Archetyped! Is an experiment in storytelling, and exploration of just how many words can fit inside a photograph. When sight provokes memory, when an image lives inside a tradition of storytelling, it becomes more than just one image.
Inspired by the likes of Cindy Sherman’s Untitled Film Stills and the works of Gregory Crewdson, I began my own foray into illustrating moments from stories that never existed. But whereas Sherman explored the stereotypes of her era’s cinema, and Crewdson comments on real life, Archetyped! is a commentary of the way we dream about heroes.
I don’t understand abstract photography, which is funny because I seem to make an awful lot of it.

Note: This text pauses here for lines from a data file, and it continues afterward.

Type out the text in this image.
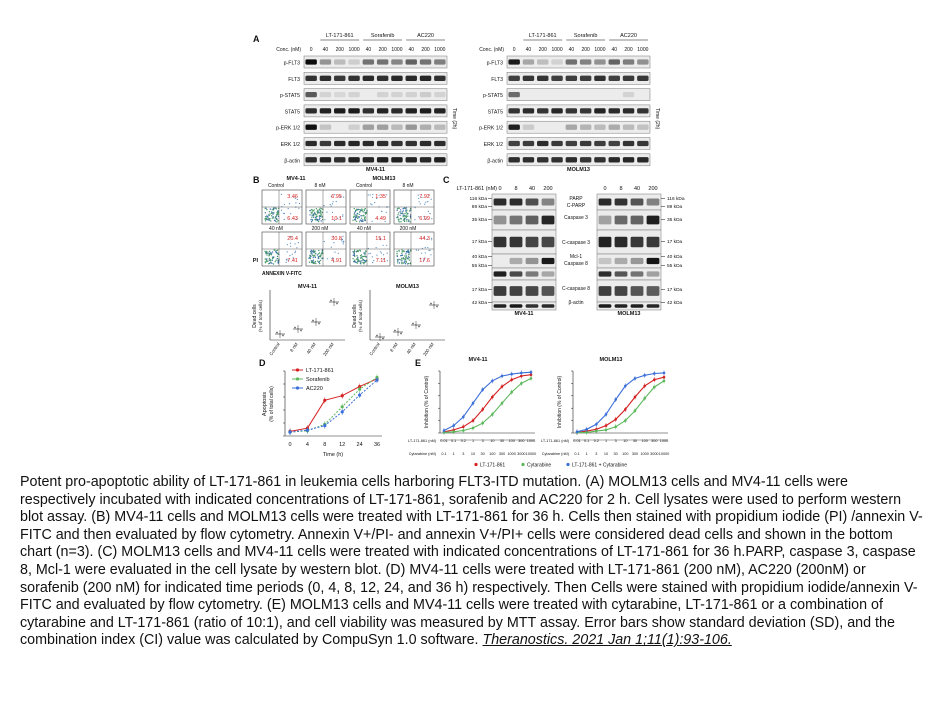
A	LT-171-861	Sorafenib	AC220
Conc. (nM) 0 40 200 1000 40 200 1000 40 200 1000
p-FLT3
FLT3
p-STAT5
STAT5
p-ERK 1/2
ERK 1/2
β-actin
Time (2h)
MV4-11
LT-171-861	Sorafenib	AC220
Conc. (nM) 0 40 200 1000 40 200 1000 40 200 1000
p-FLT3
FLT3
p-STAT5
STAT5
p-ERK 1/2
ERK 1/2
β-actin
Time (2h)
MOLM13
B	MV4-11	MOLM13
Control
3.46
6.43
8 nM
6.95
10.1
40 nM
20.4
7.41
200 nM
30.8
4.91
Control
1.35
4.49
8 nM
7.92
6.09
40 nM
15.1
7.11
200 nM
44.3
17.6
PI
ANNEXIN V-FITC
MV4-11
Dead cells (% of total cells)
Control 8 nM 40 nM 200 nM
MOLM13
Dead cells (% of total cells)
Control 8 nM 40 nM 200 nM
C
LT-171-861 (nM) 0 8 40 200	0 8 40 200
116 kDa
89 kDa
35 kDa
17 kDa
40 kDa
55 kDa
17 kDa
42 kDa
116 kDa
89 kDa
35 kDa
17 kDa
40 kDa
55 kDa
17 kDa
42 kDa
PARP
C-PARP
Caspase 3
C-caspase 3
Mcl-1
Caspase 8
C-caspase 8
β-actin
MV4-11	MOLM13
D
Apoptosis (% of total cells)
Time (h)
0	4	8 12 24 36
LT-171-861
Sorafenib
AC220
E	MV4-11
Inhibition (% of Control)
LT-171-861 (nM)
Cytarabine (nM)
0.01 0.1 0.2 1 3 10 30 100 300 1000
0.1 1 3 10 30 100 300 1000 3000 10000
MOLM13
Inhibition (% of Control)
LT-171-861 (nM)
Cytarabine (nM)
0.01 0.1 0.2 1 3 10 30 100 300 1000
0.1 1 3 10 30 100 300 1000 3000 10000
LT-171-861	Cytarabine	LT-171-861 + Cytarabine

Potent pro-apoptotic ability of LT-171-861 in leukemia cells harboring FLT3-ITD mutation. (A) MOLM13 cells and MV4-11 cells were respectively incubated with indicated concentrations of LT-171-861, sorafenib and AC220 for 2 h. Cell lysates were used to perform western blot assay. (B) MV4-11 cells and MOLM13 cells were treated with LT-171-861 for 36 h. Cells then stained with propidium iodide (PI) /annexin V-FITC and then evaluated by flow cytometry. Annexin V+/PI- and annexin V+/PI+ cells were considered dead cells and shown in the bottom chart (n=3). (C) MOLM13 cells and MV4-11 cells were treated with indicated concentrations of LT-171-861 for 36 h.PARP, caspase 3, caspase 8, Mcl-1 were evaluated in the cell lysate by western blot. (D) MV4-11 cells were treated with LT-171-861 (200 nM), AC220 (200nM) or sorafenib (200 nM) for indicated time periods (0, 4, 8, 12, 24, and 36 h) respectively. Then Cells were stained with propidium iodide/annexin V-FITC and evaluated by flow cytometry. (E) MOLM13 cells and MV4-11 cells were treated with cytarabine, LT-171-861 or a combination of cytarabine and LT-171-861 (ratio of 10:1), and cell viability was measured by MTT assay. Error bars show standard deviation (SD), and the combination index (CI) value was calculated by CompuSyn 1.0 software. Theranostics. 2021 Jan 1;11(1):93-106.
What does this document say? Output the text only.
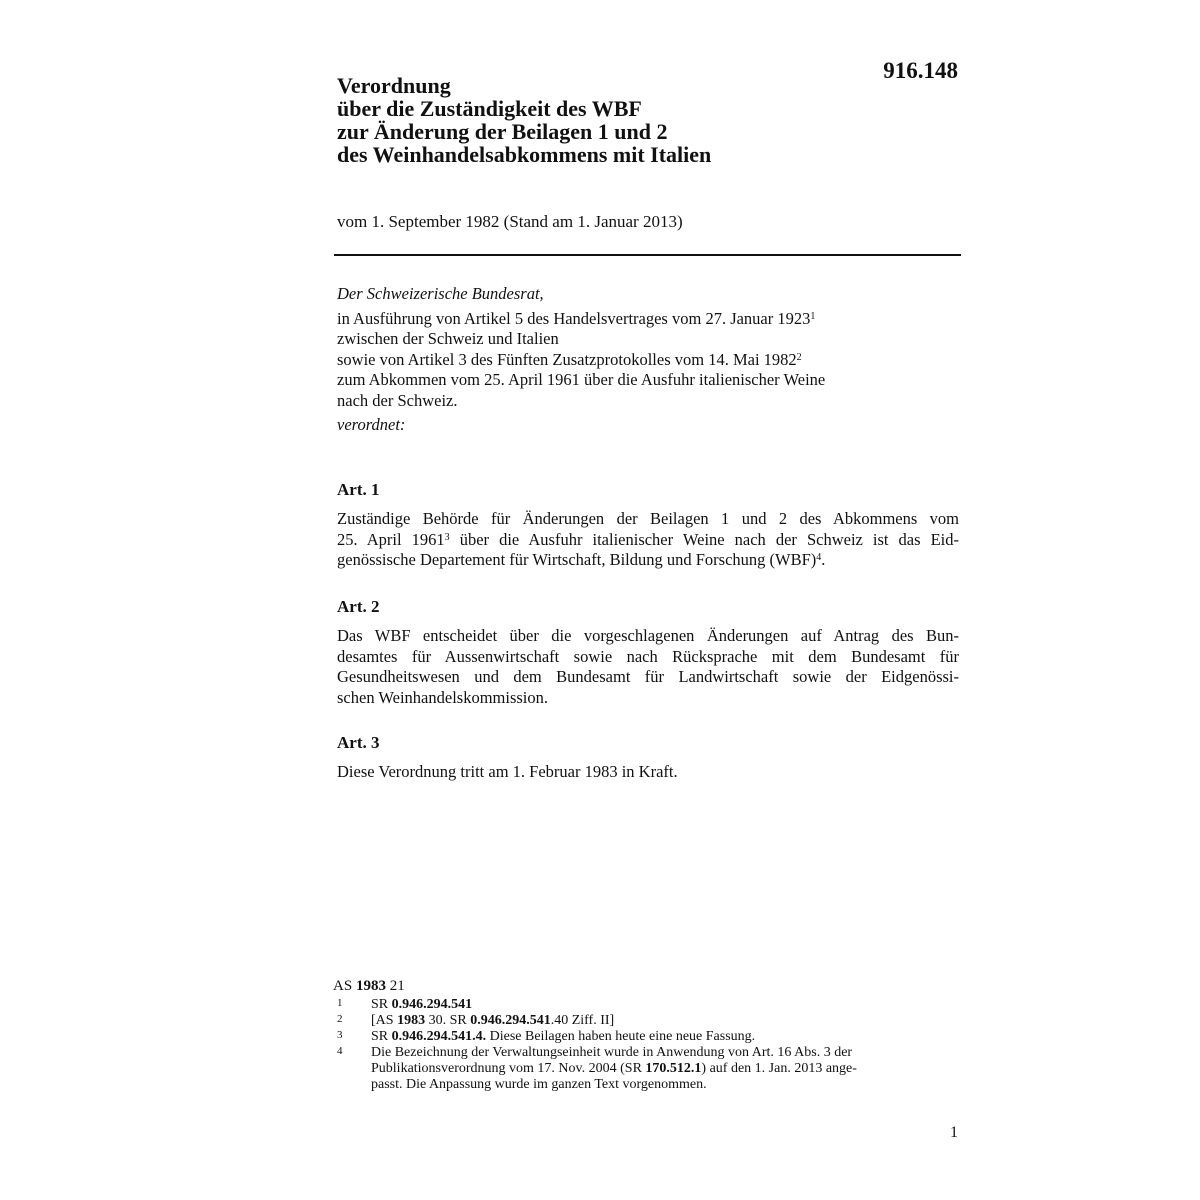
916.148
Verordnung
über die Zuständigkeit des WBF
zur Änderung der Beilagen 1 und 2
des Weinhandelsabkommens mit Italien
vom 1. September 1982 (Stand am 1. Januar 2013)
Der Schweizerische Bundesrat,
in Ausführung von Artikel 5 des Handelsvertrages vom 27. Januar 1923$^1$
zwischen der Schweiz und Italien
sowie von Artikel 3 des Fünften Zusatzprotokolles vom 14. Mai 1982$^2$
zum Abkommen vom 25. April 1961 über die Ausfuhr italienischer Weine
nach der Schweiz.
verordnet:
Art. 1
Zuständige Behörde für Änderungen der Beilagen 1 und 2 des Abkommens vom
25. April 1961$^3$ über die Ausfuhr italienischer Weine nach der Schweiz ist das Eid-
genössische Departement für Wirtschaft, Bildung und Forschung (WBF)$^4$.
Art. 2
Das WBF entscheidet über die vorgeschlagenen Änderungen auf Antrag des Bun-
desamtes für Aussenwirtschaft sowie nach Rücksprache mit dem Bundesamt für
Gesundheitswesen und dem Bundesamt für Landwirtschaft sowie der Eidgenössi-
schen Weinhandelskommission.
Art. 3
Diese Verordnung tritt am 1. Februar 1983 in Kraft.
AS 1983 21
1 SR 0.946.294.541
2 [AS 1983 30. SR 0.946.294.541.40 Ziff. II]
3 SR 0.946.294.541.4. Diese Beilagen haben heute eine neue Fassung.
4 Die Bezeichnung der Verwaltungseinheit wurde in Anwendung von Art. 16 Abs. 3 der
Publikationsverordnung vom 17. Nov. 2004 (SR 170.512.1) auf den 1. Jan. 2013 ange-
passt. Die Anpassung wurde im ganzen Text vorgenommen.
1
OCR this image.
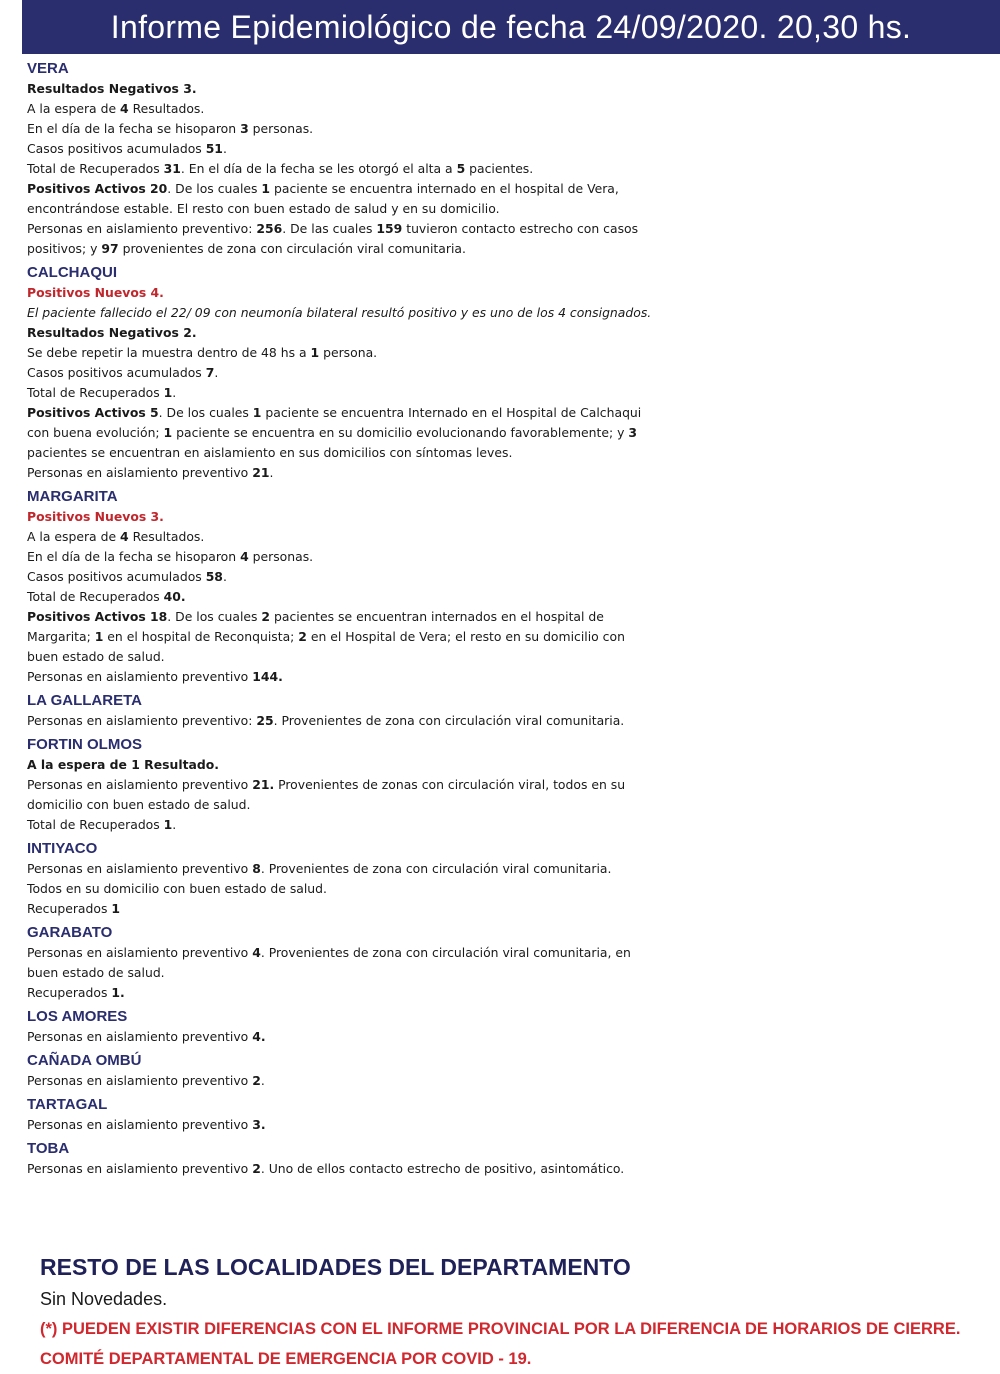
Informe Epidemiológico de fecha 24/09/2020. 20,30 hs.
VERA
Resultados Negativos 3.
A la espera de 4 Resultados.
En el día de la fecha se hisoparon 3 personas.
Casos positivos acumulados 51.
Total de Recuperados 31. En el día de la fecha se les otorgó el alta a 5 pacientes.
Positivos Activos 20. De los cuales 1 paciente se encuentra internado en el hospital de Vera,
encontrándose estable. El resto con buen estado de salud y en su domicilio.
Personas en aislamiento preventivo: 256. De las cuales 159 tuvieron contacto estrecho con casos
positivos; y 97 provenientes de zona con circulación viral comunitaria.
CALCHAQUI
Positivos Nuevos 4.
El paciente fallecido el 22/ 09 con neumonía bilateral resultó positivo y es uno de los 4 consignados.
Resultados Negativos 2.
Se debe repetir la muestra dentro de 48 hs a 1 persona.
Casos positivos acumulados 7.
Total de Recuperados 1.
Positivos Activos 5. De los cuales 1 paciente se encuentra Internado en el Hospital de Calchaqui
con buena evolución; 1 paciente se encuentra en su domicilio evolucionando favorablemente; y 3
pacientes se encuentran en aislamiento en sus domicilios con síntomas leves.
Personas en aislamiento preventivo 21.
MARGARITA
Positivos Nuevos 3.
A la espera de 4 Resultados.
En el día de la fecha se hisoparon 4 personas.
Casos positivos acumulados 58.
Total de Recuperados 40.
Positivos Activos 18. De los cuales 2 pacientes se encuentran internados en el hospital de
Margarita; 1 en el hospital de Reconquista; 2 en el Hospital de Vera; el resto en su domicilio con
buen estado de salud.
Personas en aislamiento preventivo 144.
LA GALLARETA
Personas en aislamiento preventivo: 25. Provenientes de zona con circulación viral comunitaria.
FORTIN OLMOS
A la espera de 1 Resultado.
Personas en aislamiento preventivo 21. Provenientes de zonas con circulación viral, todos en su
domicilio con buen estado de salud.
Total de Recuperados 1.
INTIYACO
Personas en aislamiento preventivo 8. Provenientes de zona con circulación viral comunitaria.
Todos en su domicilio con buen estado de salud.
Recuperados 1
GARABATO
Personas en aislamiento preventivo 4. Provenientes de zona con circulación viral comunitaria, en
buen estado de salud.
Recuperados 1.
LOS AMORES
Personas en aislamiento preventivo 4.
CAÑADA OMBÚ
Personas en aislamiento preventivo 2.
TARTAGAL
Personas en aislamiento preventivo 3.
TOBA
Personas en aislamiento preventivo 2. Uno de ellos contacto estrecho de positivo, asintomático.
RESTO DE LAS LOCALIDADES DEL DEPARTAMENTO
Sin Novedades.
(*) PUEDEN EXISTIR DIFERENCIAS CON EL INFORME PROVINCIAL POR LA DIFERENCIA DE HORARIOS DE CIERRE.
COMITÉ DEPARTAMENTAL DE EMERGENCIA POR COVID - 19.
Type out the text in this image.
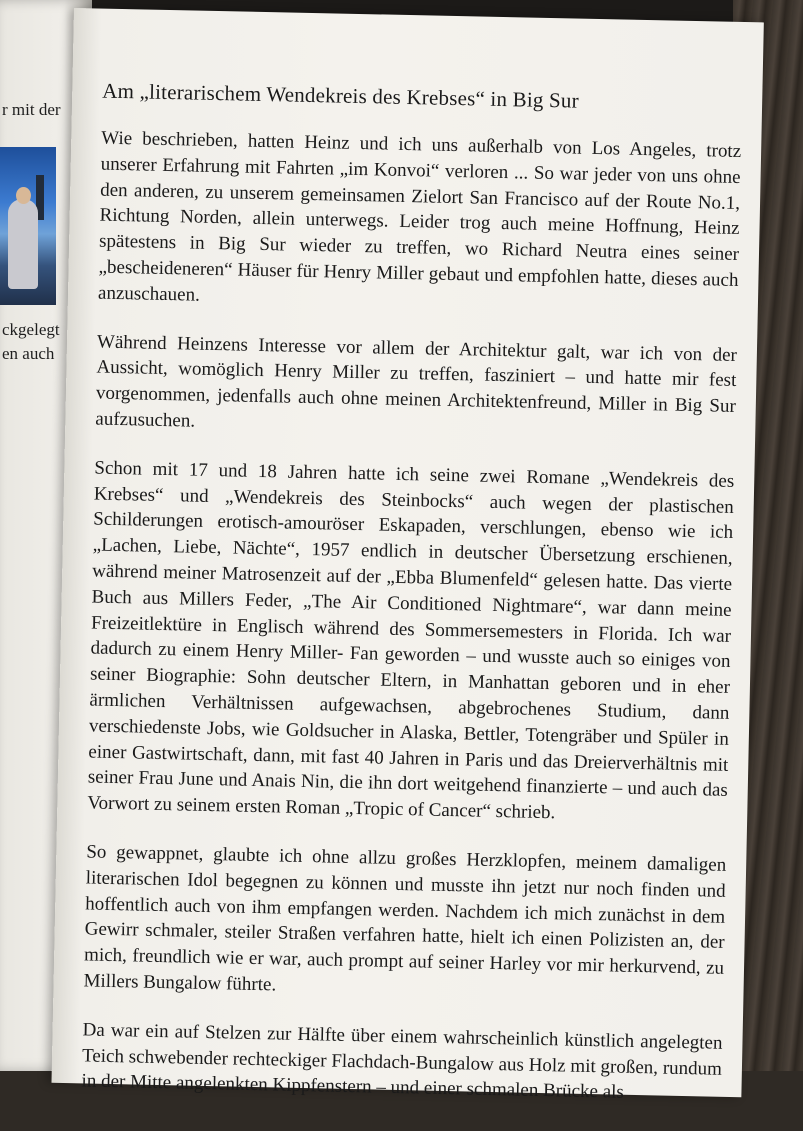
r mit der
ckgelegt
en auch
Am „literarischem Wendekreis des Krebses“ in Big Sur

Wie beschrieben, hatten Heinz und ich uns außerhalb von Los Angeles, trotz unserer Erfahrung mit Fahrten „im Konvoi“ verloren ... So war jeder von uns ohne den anderen, zu unserem gemeinsamen Zielort San Francisco auf der Route No.1, Richtung Norden, allein unterwegs. Leider trog auch meine Hoffnung, Heinz spätestens in Big Sur wieder zu treffen, wo Richard Neutra eines seiner „bescheideneren“ Häuser für Henry Miller gebaut und empfohlen hatte, dieses auch anzuschauen.

Während Heinzens Interesse vor allem der Architektur galt, war ich von der Aussicht, womöglich Henry Miller zu treffen, fasziniert – und hatte mir fest vorgenommen, jedenfalls auch ohne meinen Architektenfreund, Miller in Big Sur aufzusuchen.

Schon mit 17 und 18 Jahren hatte ich seine zwei Romane „Wendekreis des Krebses“ und „Wendekreis des Steinbocks“ auch wegen der plastischen Schilderungen erotisch-amouröser Eskapaden, verschlungen, ebenso wie ich „Lachen, Liebe, Nächte“, 1957 endlich in deutscher Übersetzung erschienen, während meiner Matrosenzeit auf der „Ebba Blumenfeld“ gelesen hatte. Das vierte Buch aus Millers Feder, „The Air Conditioned Nightmare“, war dann meine Freizeitlektüre in Englisch während des Sommersemesters in Florida. Ich war dadurch zu einem Henry Miller- Fan geworden – und wusste auch so einiges von seiner Biographie: Sohn deutscher Eltern, in Manhattan geboren und in eher ärmlichen Verhältnissen aufgewachsen, abgebrochenes Studium, dann verschiedenste Jobs, wie Goldsucher in Alaska, Bettler, Totengräber und Spüler in einer Gastwirtschaft, dann, mit fast 40 Jahren in Paris und das Dreierverhältnis mit seiner Frau June und Anais Nin, die ihn dort weitgehend finanzierte – und auch das Vorwort zu seinem ersten Roman „Tropic of Cancer“ schrieb.

So gewappnet, glaubte ich ohne allzu großes Herzklopfen, meinem damaligen literarischen Idol begegnen zu können und musste ihn jetzt nur noch finden und hoffentlich auch von ihm empfangen werden. Nachdem ich mich zunächst in dem Gewirr schmaler, steiler Straßen verfahren hatte, hielt ich einen Polizisten an, der mich, freundlich wie er war, auch prompt auf seiner Harley vor mir herkurvend, zu Millers Bungalow führte.

Da war ein auf Stelzen zur Hälfte über einem wahrscheinlich künstlich angelegten Teich schwebender rechteckiger Flachdach-Bungalow aus Holz mit großen, rundum in der Mitte angelenkten Kippfenstern – und einer schmalen Brücke als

There are some things which we don’t talk about, for fear of revealing too much of ourselves. It is frightening to admit our passions, even when we wear tem on our sleeves. I hesitate to save that I love photography, that I’m passionate about light and shadows, compositional lines and the way human eyes travel across images. I feel childish admitting that every time I watch the alchemical process of transforming light into an image, it feels like magic.
Every day, every click of my shutter, the magic is still there, tempered slightly by familiarity by no less mystical for the frequency of this indulgence.
There is no meaning behind Emphasis Mine except the exultation inherent in shouting “Look!” Shorn of words, free from thoughts, in these images I delight in my passions. Inside my serious exterior, behind my careful measurements of light ratios, underneath the calm directions I give to my models, there is a boy who laughs as he works the camera. The images in this gallery were selected by how high I jumped for joy as color bled into paper and became beautiful in my eyes.
Behind the deadline and bureaucracy of arranging art shows is a boy sharing the secret of what is held cupped in his hand. As your eye slides across the image, I am whispering to you that the world is a beautiful place to play in.
It is people that fill every frame of my photography, and these photographs are no different, though their frames are populated by absence. Children play, parents worry, and men and women of all ages rush past in the hurry that fills the daylight hours. Yet, these people have left. Retreated to their sanctuaries, they leave us to wander in the magic known as Four In The Morning, that odd hour which has always been my home.